Coming from the perspective of a skilled practitioner of my field (software development) to an area where I'm just beginning has been very interesting. I can tell when the questions I ask have obvious, objective answers and when they have subjective answers which are informed by opinion and experience. It's been a really interesting period of time for me, since I'm more used to giving answers than asking the questions.

One thing I noticed, as a beginner, is I'm willing to make the mistakes and violate the rules that experienced photographers would avoid. The 37Signals blog had a related article last month discussing the same thing:

[As a beginner], you’re in a magical position to make great strides. To propose radical solutions, deliberately ignorant ideas that just might be brilliant.

I'm not saying that the mistakes I'm making are producing fantastic results; rather, I'm saying that not being bound by conventional wisdom is producing more organic learning.

When I found this post on Reddit discussing 100 photography tips, I was happy to see some of the opinions I had formed about photography backed up by someone who had the authority to make an informed judgement.

One item I found particularly reassuring was this:

  1. A noisy photo is better than a blurry one.

What the author is referring to is that it's OK to increase your light sensitivity (ISO setting) in low-light conditions.
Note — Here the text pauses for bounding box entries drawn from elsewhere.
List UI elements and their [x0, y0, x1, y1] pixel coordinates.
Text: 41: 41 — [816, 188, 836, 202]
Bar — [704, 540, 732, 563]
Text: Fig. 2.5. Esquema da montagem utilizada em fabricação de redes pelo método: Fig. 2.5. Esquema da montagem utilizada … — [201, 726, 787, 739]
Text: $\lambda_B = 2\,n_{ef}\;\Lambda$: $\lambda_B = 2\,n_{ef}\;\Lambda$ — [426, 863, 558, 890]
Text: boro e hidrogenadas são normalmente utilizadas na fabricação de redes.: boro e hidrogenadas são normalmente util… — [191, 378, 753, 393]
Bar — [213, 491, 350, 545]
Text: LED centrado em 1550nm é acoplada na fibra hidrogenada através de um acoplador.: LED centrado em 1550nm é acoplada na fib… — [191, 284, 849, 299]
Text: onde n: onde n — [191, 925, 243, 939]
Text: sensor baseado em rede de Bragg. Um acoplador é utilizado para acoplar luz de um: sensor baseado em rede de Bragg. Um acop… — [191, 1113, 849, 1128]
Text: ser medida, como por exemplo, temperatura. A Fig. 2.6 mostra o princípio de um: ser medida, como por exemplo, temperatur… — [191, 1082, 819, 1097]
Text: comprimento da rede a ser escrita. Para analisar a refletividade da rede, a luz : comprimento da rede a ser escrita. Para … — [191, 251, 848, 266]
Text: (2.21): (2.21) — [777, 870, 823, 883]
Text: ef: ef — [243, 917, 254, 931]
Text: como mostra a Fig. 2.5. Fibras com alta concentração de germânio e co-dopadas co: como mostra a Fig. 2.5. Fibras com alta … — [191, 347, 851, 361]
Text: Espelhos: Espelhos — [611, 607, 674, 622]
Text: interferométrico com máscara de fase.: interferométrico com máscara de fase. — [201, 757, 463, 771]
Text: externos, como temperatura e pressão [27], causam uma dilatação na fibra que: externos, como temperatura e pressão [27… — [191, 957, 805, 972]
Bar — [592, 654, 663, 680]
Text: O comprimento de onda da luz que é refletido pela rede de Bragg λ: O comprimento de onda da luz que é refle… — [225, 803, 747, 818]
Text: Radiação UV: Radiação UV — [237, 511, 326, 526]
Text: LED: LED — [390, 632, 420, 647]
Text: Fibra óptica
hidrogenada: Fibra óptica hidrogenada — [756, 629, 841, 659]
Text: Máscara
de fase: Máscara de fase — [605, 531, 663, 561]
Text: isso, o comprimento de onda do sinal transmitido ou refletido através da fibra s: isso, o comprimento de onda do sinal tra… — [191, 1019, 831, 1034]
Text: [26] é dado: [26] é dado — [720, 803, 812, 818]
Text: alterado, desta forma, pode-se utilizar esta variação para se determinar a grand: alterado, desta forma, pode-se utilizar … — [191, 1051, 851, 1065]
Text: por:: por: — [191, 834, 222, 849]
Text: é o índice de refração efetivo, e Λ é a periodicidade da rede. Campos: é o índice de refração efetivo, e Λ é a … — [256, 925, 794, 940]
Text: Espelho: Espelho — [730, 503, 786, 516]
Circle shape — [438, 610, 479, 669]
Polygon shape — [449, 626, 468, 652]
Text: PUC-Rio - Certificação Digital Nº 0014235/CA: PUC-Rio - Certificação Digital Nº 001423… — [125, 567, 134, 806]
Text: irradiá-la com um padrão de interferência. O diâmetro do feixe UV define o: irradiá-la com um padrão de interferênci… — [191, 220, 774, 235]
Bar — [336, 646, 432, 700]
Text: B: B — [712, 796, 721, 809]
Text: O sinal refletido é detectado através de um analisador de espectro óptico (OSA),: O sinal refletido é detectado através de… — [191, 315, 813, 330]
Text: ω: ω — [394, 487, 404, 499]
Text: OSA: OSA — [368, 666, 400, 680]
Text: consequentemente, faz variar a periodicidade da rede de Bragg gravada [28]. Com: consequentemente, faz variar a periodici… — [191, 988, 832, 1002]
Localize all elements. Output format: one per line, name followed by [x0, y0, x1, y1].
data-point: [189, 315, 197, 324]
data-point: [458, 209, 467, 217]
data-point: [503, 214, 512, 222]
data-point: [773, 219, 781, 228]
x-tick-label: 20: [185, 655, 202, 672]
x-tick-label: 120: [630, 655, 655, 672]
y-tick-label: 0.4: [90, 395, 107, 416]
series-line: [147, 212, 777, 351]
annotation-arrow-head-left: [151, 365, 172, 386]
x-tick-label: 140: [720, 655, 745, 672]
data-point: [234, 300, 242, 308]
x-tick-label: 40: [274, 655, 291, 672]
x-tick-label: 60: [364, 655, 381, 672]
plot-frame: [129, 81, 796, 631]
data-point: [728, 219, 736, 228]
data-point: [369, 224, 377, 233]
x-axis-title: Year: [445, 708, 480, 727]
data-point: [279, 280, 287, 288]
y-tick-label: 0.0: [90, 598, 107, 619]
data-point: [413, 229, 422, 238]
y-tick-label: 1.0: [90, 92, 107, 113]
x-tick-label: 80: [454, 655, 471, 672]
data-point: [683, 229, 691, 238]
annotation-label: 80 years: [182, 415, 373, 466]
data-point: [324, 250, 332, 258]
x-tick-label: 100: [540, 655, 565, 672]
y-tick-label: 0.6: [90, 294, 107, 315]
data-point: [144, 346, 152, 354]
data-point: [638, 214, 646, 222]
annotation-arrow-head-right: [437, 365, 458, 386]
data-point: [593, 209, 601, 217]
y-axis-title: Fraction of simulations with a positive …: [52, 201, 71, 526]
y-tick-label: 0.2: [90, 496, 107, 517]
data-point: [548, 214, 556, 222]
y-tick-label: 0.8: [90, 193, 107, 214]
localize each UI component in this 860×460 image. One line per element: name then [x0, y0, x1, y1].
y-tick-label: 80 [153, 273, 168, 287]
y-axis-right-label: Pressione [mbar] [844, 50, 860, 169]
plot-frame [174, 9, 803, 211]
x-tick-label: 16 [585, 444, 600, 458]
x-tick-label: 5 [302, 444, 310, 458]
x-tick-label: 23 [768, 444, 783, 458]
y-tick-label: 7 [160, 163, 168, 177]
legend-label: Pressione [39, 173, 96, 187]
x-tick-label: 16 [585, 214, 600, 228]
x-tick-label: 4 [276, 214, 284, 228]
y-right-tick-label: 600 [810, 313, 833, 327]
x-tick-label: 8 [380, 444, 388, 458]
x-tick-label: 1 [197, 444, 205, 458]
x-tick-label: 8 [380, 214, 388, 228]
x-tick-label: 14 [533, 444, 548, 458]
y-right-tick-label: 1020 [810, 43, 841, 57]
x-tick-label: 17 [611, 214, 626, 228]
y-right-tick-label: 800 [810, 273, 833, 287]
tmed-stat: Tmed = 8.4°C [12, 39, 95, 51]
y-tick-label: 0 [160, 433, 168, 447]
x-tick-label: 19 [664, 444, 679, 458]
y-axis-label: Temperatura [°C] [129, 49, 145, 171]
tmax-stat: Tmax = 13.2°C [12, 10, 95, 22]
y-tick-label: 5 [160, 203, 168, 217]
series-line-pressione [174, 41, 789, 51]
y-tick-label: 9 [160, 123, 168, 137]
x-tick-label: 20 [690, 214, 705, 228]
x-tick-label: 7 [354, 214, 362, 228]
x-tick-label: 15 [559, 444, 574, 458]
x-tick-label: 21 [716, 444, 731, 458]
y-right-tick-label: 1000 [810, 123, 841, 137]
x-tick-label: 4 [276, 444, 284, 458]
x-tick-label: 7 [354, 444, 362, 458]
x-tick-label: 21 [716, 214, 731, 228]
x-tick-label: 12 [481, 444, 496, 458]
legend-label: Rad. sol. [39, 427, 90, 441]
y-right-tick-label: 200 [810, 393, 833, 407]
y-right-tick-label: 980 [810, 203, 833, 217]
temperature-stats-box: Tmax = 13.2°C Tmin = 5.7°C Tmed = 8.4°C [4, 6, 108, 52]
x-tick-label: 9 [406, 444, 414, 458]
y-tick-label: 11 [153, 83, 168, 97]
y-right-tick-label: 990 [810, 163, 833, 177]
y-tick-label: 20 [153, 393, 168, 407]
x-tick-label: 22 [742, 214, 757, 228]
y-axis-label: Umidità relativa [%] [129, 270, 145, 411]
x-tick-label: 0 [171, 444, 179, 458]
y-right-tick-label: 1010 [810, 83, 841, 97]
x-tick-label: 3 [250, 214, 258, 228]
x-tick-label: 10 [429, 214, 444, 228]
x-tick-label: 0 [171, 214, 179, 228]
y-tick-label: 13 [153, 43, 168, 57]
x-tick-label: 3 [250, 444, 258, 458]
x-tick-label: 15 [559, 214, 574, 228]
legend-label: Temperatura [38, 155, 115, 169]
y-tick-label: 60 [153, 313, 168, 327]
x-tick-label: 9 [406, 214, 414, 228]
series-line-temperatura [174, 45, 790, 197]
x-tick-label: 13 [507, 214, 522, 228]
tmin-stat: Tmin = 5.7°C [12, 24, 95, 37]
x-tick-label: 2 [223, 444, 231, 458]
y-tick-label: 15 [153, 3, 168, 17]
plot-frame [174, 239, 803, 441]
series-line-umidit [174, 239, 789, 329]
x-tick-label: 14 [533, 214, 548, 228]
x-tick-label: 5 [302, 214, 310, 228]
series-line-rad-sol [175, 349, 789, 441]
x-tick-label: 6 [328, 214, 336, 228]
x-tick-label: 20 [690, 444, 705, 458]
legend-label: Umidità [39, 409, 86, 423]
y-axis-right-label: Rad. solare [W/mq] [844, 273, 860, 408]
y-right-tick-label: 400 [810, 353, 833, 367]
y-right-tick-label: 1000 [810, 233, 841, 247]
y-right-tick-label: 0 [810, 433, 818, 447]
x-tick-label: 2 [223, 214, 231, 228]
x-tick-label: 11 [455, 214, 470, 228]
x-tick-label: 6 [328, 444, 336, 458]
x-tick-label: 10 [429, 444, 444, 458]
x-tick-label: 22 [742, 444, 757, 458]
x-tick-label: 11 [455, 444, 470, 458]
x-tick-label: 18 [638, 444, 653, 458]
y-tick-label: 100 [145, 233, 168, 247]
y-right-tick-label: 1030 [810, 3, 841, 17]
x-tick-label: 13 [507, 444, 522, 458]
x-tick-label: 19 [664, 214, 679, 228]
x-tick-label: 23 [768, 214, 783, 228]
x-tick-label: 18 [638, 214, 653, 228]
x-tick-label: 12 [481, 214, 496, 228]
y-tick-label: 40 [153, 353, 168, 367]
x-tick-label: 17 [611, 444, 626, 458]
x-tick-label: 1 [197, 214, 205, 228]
Increasing ISO will introduce more noise , like graininess, to a photo, but will let you get away with a shorter shutter speed, which reduces blur from the camera moving slightly while you hold it.

Now, I own an entry-level Rebel DSLR, so my light sensitivity goes up only to ISO 1600, and better cameras do a better job at removing noise, even at higher ISO levels. I enjoy shooting in the evening, and I don't always have a tripod with me. In fact, I usually don't bring one. Since I started shooting, I've never hesitated to switch to a higher ISO. I can fix noise in post-processing but I can't fix blur; I'd rather have a noisy photo than no photo at all. I didn't want my fear of image noise to keep me from taking shots at night. The worst-case scenario is I take a photo I don't share with anyone, which is actually most of my photos anyway, since I only show my best work.

There are other conventions I'm not following, but after reading these tips, I'm much more comfortable challenging established dogma in my own photography. The results aren't always spectacular, but I'm learning these lessons for myself instead of relying on the experience of others to completely inform my skill. I'm trying to use the lessons I'm learning as a beginning photographer to help me recognize the assumptions I've made about software development so that I can evaluate them on their merit.